As I head downstairs, I glance into the children's rooms. My younger self is sitting at a desk with her back to me, unmoving. John is playing with his G.I. Joe. The soldier is doing a victory dance over the corpse of a Barbie doll. I am struck with the unreasonable urge to bid them goodbye, for I know I will never see them again, not like this at least, but I don't
. This is nothing more than a dream, a fabrication, a mental assemblage of sequences designed to reconcile fractured pieces of my history so that I am capable of having a future.

No more words are needed.

I start down the stairs.

And stop.

My feet begin to sink into the mud.

A figure wades slowly through the water in the hall, stopping when he reaches the foot of the stairs. He is quivering, perhaps from the cold, more likely from excitement, the thrill of having trapped his quarry, and he raises his head to look at me as I stand frozen, spotlighted by the naked bulb above my head.
He raises his arm, extending the rusted clothes hanger hook he has for a hand. A raindrop hits it, explodes and spatters the bag he wears over his head.

"I've done something I'm not proud of, honey," my husband says, as his grin crinkles the plastic.

 

 

 

 

NINETEEN

 

 

The headache was there to greet me in the morning, as were Chris and the kids. Chris made breakfast for
me in what I took as a pathetic attempt to start making amends for his treachery. He needn't have bothered; my appetite was gone. I did, however, accept the coffee he placed before me.

"You get any sleep?" he asked.

I answered him with a look.

"You should take a nap later."

I noted then that he was dressed in a sweater and jeans. Also, he hadn't shaved. His jaw was shadowed with stubble, which only accentuated the hungover look.

"Thought you were going to work today?" I asked, my voice raspy and raw.

He looked at the kids, as if to gauge how much attention they were paying us before he answered. Jenny was intent on an issue of
Entertainment Weekly
and, naturally, listening to her iPod; Sam was studying whatever was written on the back of the Rice Krispies box as he slurped cereal from his spoon.

"I thought it
would be better if I stayed at home," Chris said. "Give us a chance to talk."

"I don't much
feel like talking," I told him, “which shouldn’t come as a surprise.”

He nodded his understanding. "Baby steps, then."

The rumble of an old engine followed by a loud pneumatic hiss from outside signified the arrival of the school bus.
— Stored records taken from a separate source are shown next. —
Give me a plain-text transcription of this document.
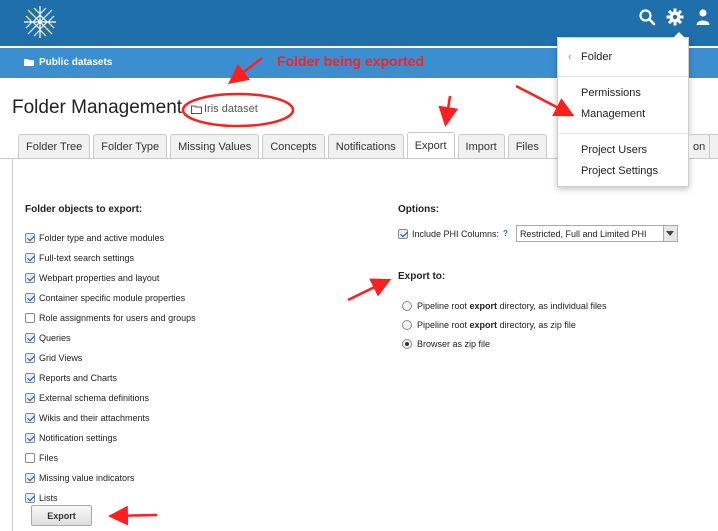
Public datasets
Folder Management Iris dataset
Folder Tree	Folder Type	Missing Values	Concepts	Notifications	Export	Import	Files
Folder objects to export:
Folder type and active modules
Full-text search settings
Webpart properties and layout
Container specific module properties
Role assignments for users and groups
Queries
Grid Views
Reports and Charts
External schema definitions
Wikis and their attachments
Notification settings
Files
Missing value indicators
Lists
Export
Options:
Include PHI Columns: ? Restricted, Full and Limited PHI
Export to:
Pipeline root export directory, as individual files
Pipeline root export directory, as zip file
Browser as zip file
‹ Folder
Permissions
Management
Project Users
Project Settings
on
Folder being exported
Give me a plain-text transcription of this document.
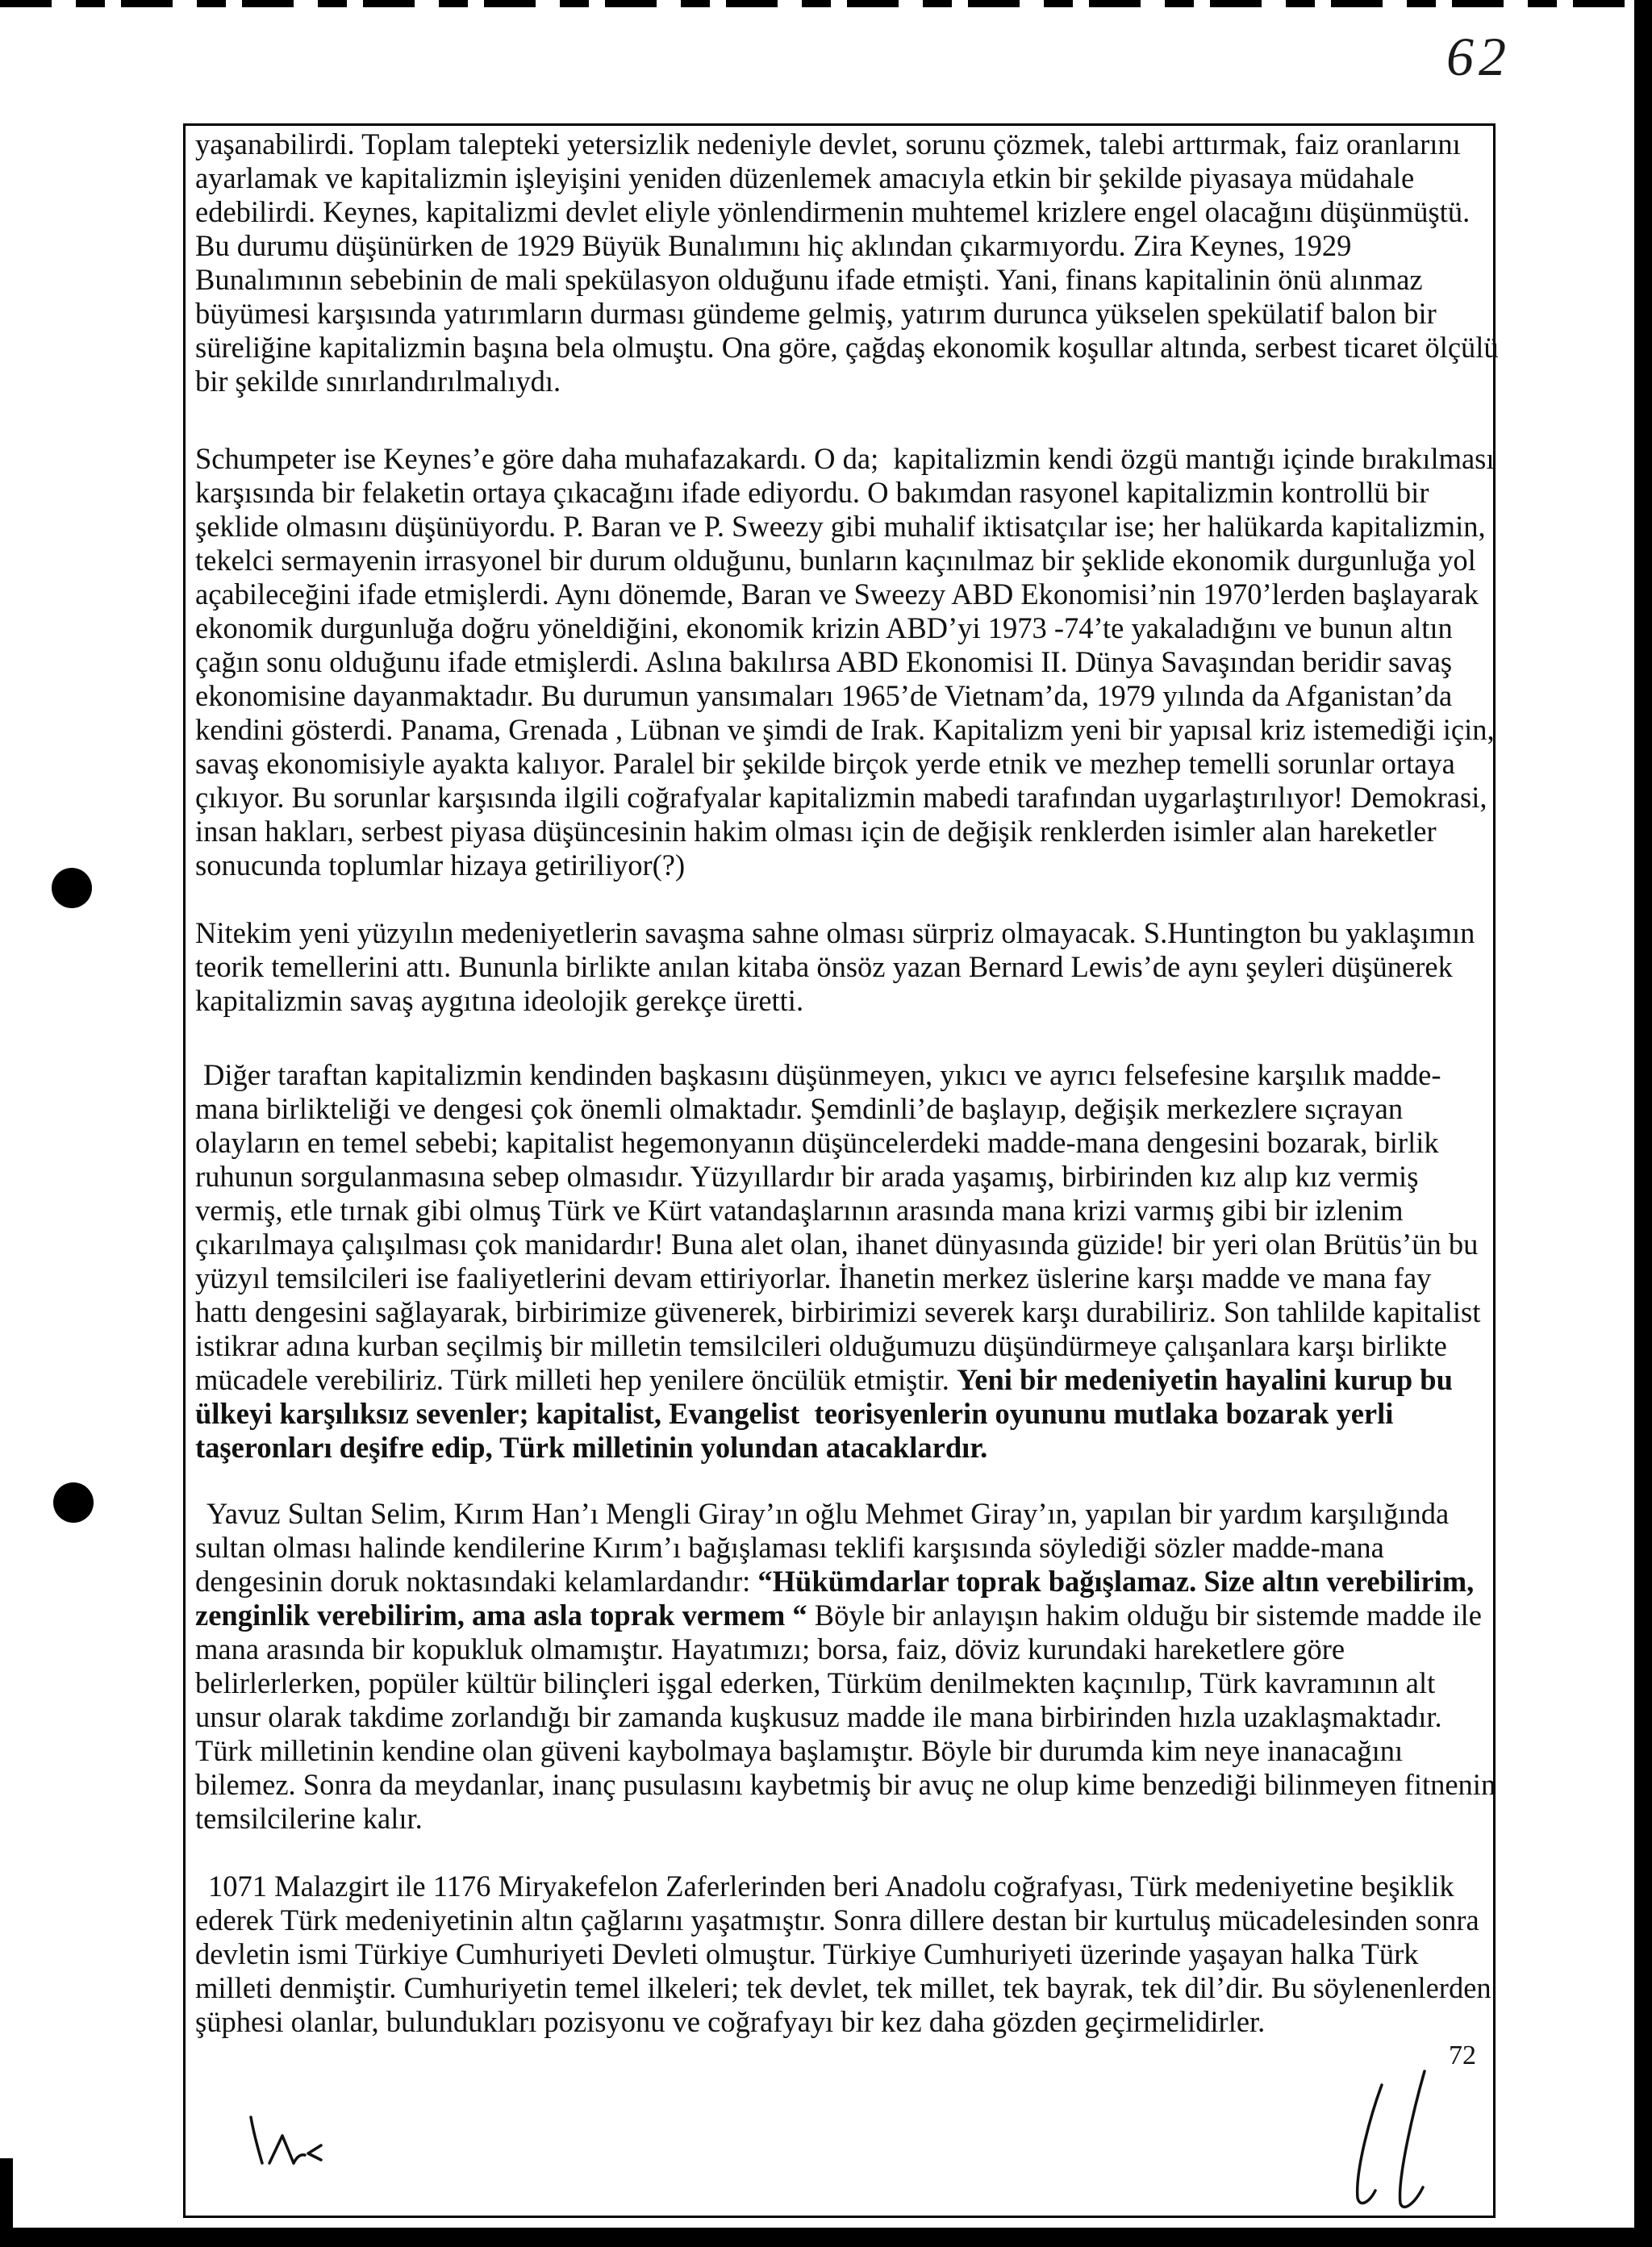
62
yaşanabilirdi. Toplam talepteki yetersizlik nedeniyle devlet, sorunu çözmek, talebi arttırmak, faiz oranlarını
ayarlamak ve kapitalizmin işleyişini yeniden düzenlemek amacıyla etkin bir şekilde piyasaya müdahale
edebilirdi. Keynes, kapitalizmi devlet eliyle yönlendirmenin muhtemel krizlere engel olacağını düşünmüştü.
Bu durumu düşünürken de 1929 Büyük Bunalımını hiç aklından çıkarmıyordu. Zira Keynes, 1929
Bunalımının sebebinin de mali spekülasyon olduğunu ifade etmişti. Yani, finans kapitalinin önü alınmaz
büyümesi karşısında yatırımların durması gündeme gelmiş, yatırım durunca yükselen spekülatif balon bir
süreliğine kapitalizmin başına bela olmuştu. Ona göre, çağdaş ekonomik koşullar altında, serbest ticaret ölçülü
bir şekilde sınırlandırılmalıydı.
Schumpeter ise Keynes’e göre daha muhafazakardı. O da;  kapitalizmin kendi özgü mantığı içinde bırakılması
karşısında bir felaketin ortaya çıkacağını ifade ediyordu. O bakımdan rasyonel kapitalizmin kontrollü bir
şeklide olmasını düşünüyordu. P. Baran ve P. Sweezy gibi muhalif iktisatçılar ise; her halükarda kapitalizmin,
tekelci sermayenin irrasyonel bir durum olduğunu, bunların kaçınılmaz bir şeklide ekonomik durgunluğa yol
açabileceğini ifade etmişlerdi. Aynı dönemde, Baran ve Sweezy ABD Ekonomisi’nin 1970’lerden başlayarak
ekonomik durgunluğa doğru yöneldiğini, ekonomik krizin ABD’yi 1973 -74’te yakaladığını ve bunun altın
çağın sonu olduğunu ifade etmişlerdi. Aslına bakılırsa ABD Ekonomisi II. Dünya Savaşından beridir savaş
ekonomisine dayanmaktadır. Bu durumun yansımaları 1965’de Vietnam’da, 1979 yılında da Afganistan’da
kendini gösterdi. Panama, Grenada , Lübnan ve şimdi de Irak. Kapitalizm yeni bir yapısal kriz istemediği için,
savaş ekonomisiyle ayakta kalıyor. Paralel bir şekilde birçok yerde etnik ve mezhep temelli sorunlar ortaya
çıkıyor. Bu sorunlar karşısında ilgili coğrafyalar kapitalizmin mabedi tarafından uygarlaştırılıyor! Demokrasi,
insan hakları, serbest piyasa düşüncesinin hakim olması için de değişik renklerden isimler alan hareketler
sonucunda toplumlar hizaya getiriliyor(?)
Nitekim yeni yüzyılın medeniyetlerin savaşma sahne olması sürpriz olmayacak. S.Huntington bu yaklaşımın
teorik temellerini attı. Bununla birlikte anılan kitaba önsöz yazan Bernard Lewis’de aynı şeyleri düşünerek
kapitalizmin savaş aygıtına ideolojik gerekçe üretti.
Diğer taraftan kapitalizmin kendinden başkasını düşünmeyen, yıkıcı ve ayrıcı felsefesine karşılık madde-
mana birlikteliği ve dengesi çok önemli olmaktadır. Şemdinli’de başlayıp, değişik merkezlere sıçrayan
olayların en temel sebebi; kapitalist hegemonyanın düşüncelerdeki madde-mana dengesini bozarak, birlik
ruhunun sorgulanmasına sebep olmasıdır. Yüzyıllardır bir arada yaşamış, birbirinden kız alıp kız vermiş
vermiş, etle tırnak gibi olmuş Türk ve Kürt vatandaşlarının arasında mana krizi varmış gibi bir izlenim
çıkarılmaya çalışılması çok manidardır! Buna alet olan, ihanet dünyasında güzide! bir yeri olan Brütüs’ün bu
yüzyıl temsilcileri ise faaliyetlerini devam ettiriyorlar. İhanetin merkez üslerine karşı madde ve mana fay
hattı dengesini sağlayarak, birbirimize güvenerek, birbirimizi severek karşı durabiliriz. Son tahlilde kapitalist
istikrar adına kurban seçilmiş bir milletin temsilcileri olduğumuzu düşündürmeye çalışanlara karşı birlikte
mücadele verebiliriz. Türk milleti hep yenilere öncülük etmiştir. Yeni bir medeniyetin hayalini kurup bu
ülkeyi karşılıksız sevenler; kapitalist, Evangelist  teorisyenlerin oyununu mutlaka bozarak yerli
taşeronları deşifre edip, Türk milletinin yolundan atacaklardır.
Yavuz Sultan Selim, Kırım Han’ı Mengli Giray’ın oğlu Mehmet Giray’ın, yapılan bir yardım karşılığında
sultan olması halinde kendilerine Kırım’ı bağışlaması teklifi karşısında söylediği sözler madde-mana
dengesinin doruk noktasındaki kelamlardandır: “Hükümdarlar toprak bağışlamaz. Size altın verebilirim,
zenginlik verebilirim, ama asla toprak vermem “ Böyle bir anlayışın hakim olduğu bir sistemde madde ile
mana arasında bir kopukluk olmamıştır. Hayatımızı; borsa, faiz, döviz kurundaki hareketlere göre
belirlerlerken, popüler kültür bilinçleri işgal ederken, Türküm denilmekten kaçınılıp, Türk kavramının alt
unsur olarak takdime zorlandığı bir zamanda kuşkusuz madde ile mana birbirinden hızla uzaklaşmaktadır.
Türk milletinin kendine olan güveni kaybolmaya başlamıştır. Böyle bir durumda kim neye inanacağını
bilemez. Sonra da meydanlar, inanç pusulasını kaybetmiş bir avuç ne olup kime benzediği bilinmeyen fitnenin
temsilcilerine kalır.
1071 Malazgirt ile 1176 Miryakefelon Zaferlerinden beri Anadolu coğrafyası, Türk medeniyetine beşiklik
ederek Türk medeniyetinin altın çağlarını yaşatmıştır. Sonra dillere destan bir kurtuluş mücadelesinden sonra
devletin ismi Türkiye Cumhuriyeti Devleti olmuştur. Türkiye Cumhuriyeti üzerinde yaşayan halka Türk
milleti denmiştir. Cumhuriyetin temel ilkeleri; tek devlet, tek millet, tek bayrak, tek dil’dir. Bu söylenenlerden
şüphesi olanlar, bulundukları pozisyonu ve coğrafyayı bir kez daha gözden geçirmelidirler.
72
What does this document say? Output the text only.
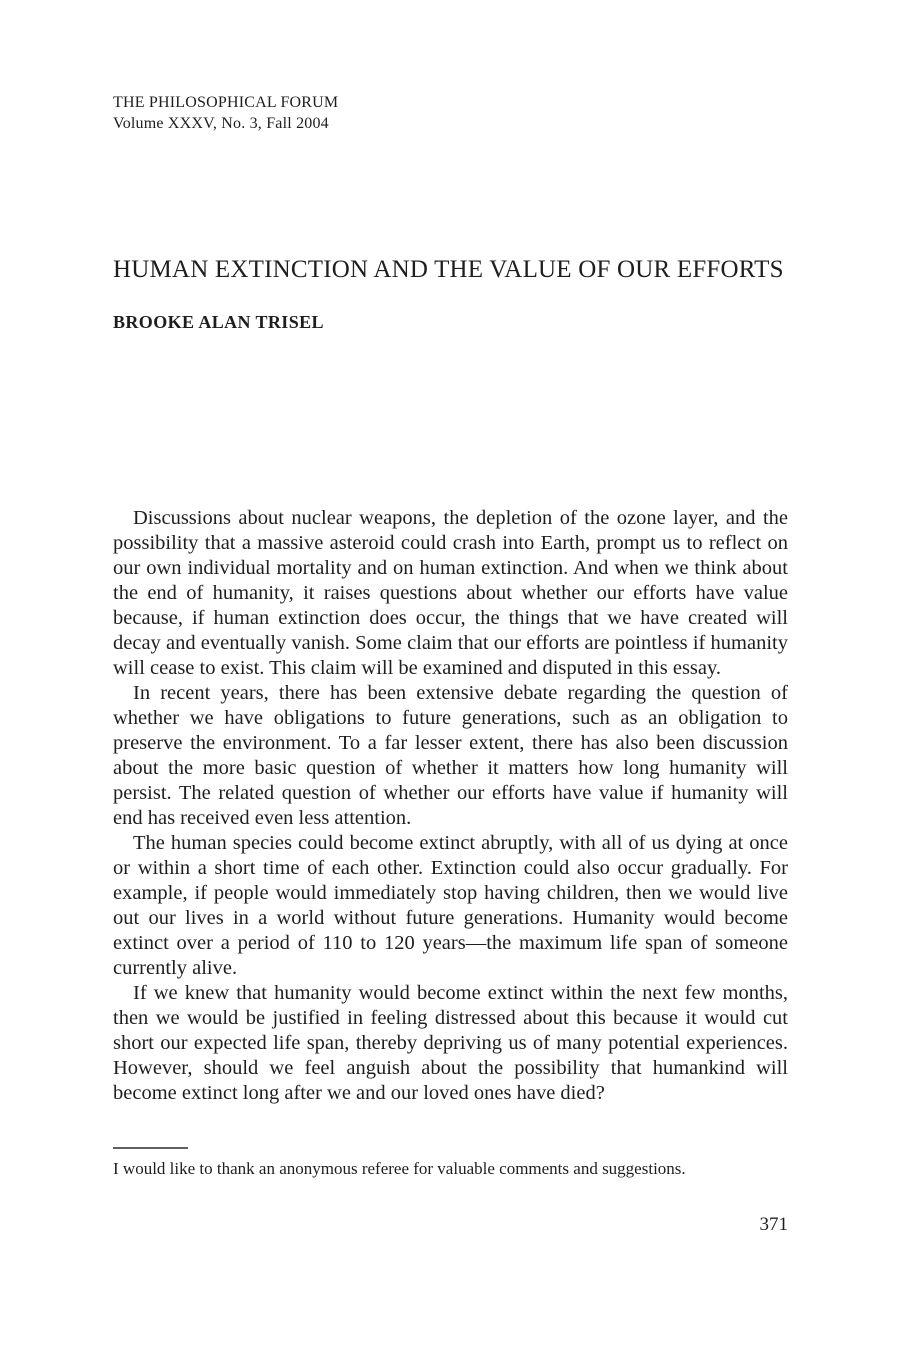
THE PHILOSOPHICAL FORUM
Volume XXXV, No. 3, Fall 2004
HUMAN EXTINCTION AND THE VALUE OF OUR EFFORTS
BROOKE ALAN TRISEL

Discussions about nuclear weapons, the depletion of the ozone layer, and the possibility that a massive asteroid could crash into Earth, prompt us to reflect on our own individual mortality and on human extinction. And when we think about the end of humanity, it raises questions about whether our efforts have value because, if human extinction does occur, the things that we have created will decay and eventually vanish. Some claim that our efforts are pointless if humanity will cease to exist. This claim will be examined and disputed in this essay.

In recent years, there has been extensive debate regarding the question of whether we have obligations to future generations, such as an obligation to preserve the environment. To a far lesser extent, there has also been discussion about the more basic question of whether it matters how long humanity will persist. The related question of whether our efforts have value if humanity will end has received even less attention.

The human species could become extinct abruptly, with all of us dying at once or within a short time of each other. Extinction could also occur gradually. For example, if people would immediately stop having children, then we would live out our lives in a world without future generations. Humanity would become extinct over a period of 110 to 120 years—the maximum life span of someone currently alive.

If we knew that humanity would become extinct within the next few months, then we would be justified in feeling distressed about this because it would cut short our expected life span, thereby depriving us of many potential experiences. However, should we feel anguish about the possibility that humankind will become extinct long after we and our loved ones have died?

I would like to thank an anonymous referee for valuable comments and suggestions.
371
Chris seemed glad of the distraction, however brief it proved to be, and set about corralling the kids, unplugging one of Jenny's earbuds—much to her annoyance—to let her know it was time to leave. Sam was already off his chair and slinging on his book bag.

"C'mon, hurry," Chris said. "Before Mr. Jessop takes off." For some inexplicable reason, our district's bus driver gave the children a grace period of thirty seconds to appear on the porch or he'd leave without them. It was a process that had necessitated our driving the kids to school on many occasions, and the registering of more than one complaint
from inconvenienced parents. I'd even spoken to Jessop—who was not nearly as cantankerous as his behavior and the testimony of the children suggested—and his defense was that to wait any longer meant that all the children would be late and therefore marked as tardy by their teachers, and he'd rather not have such a thing on his conscience.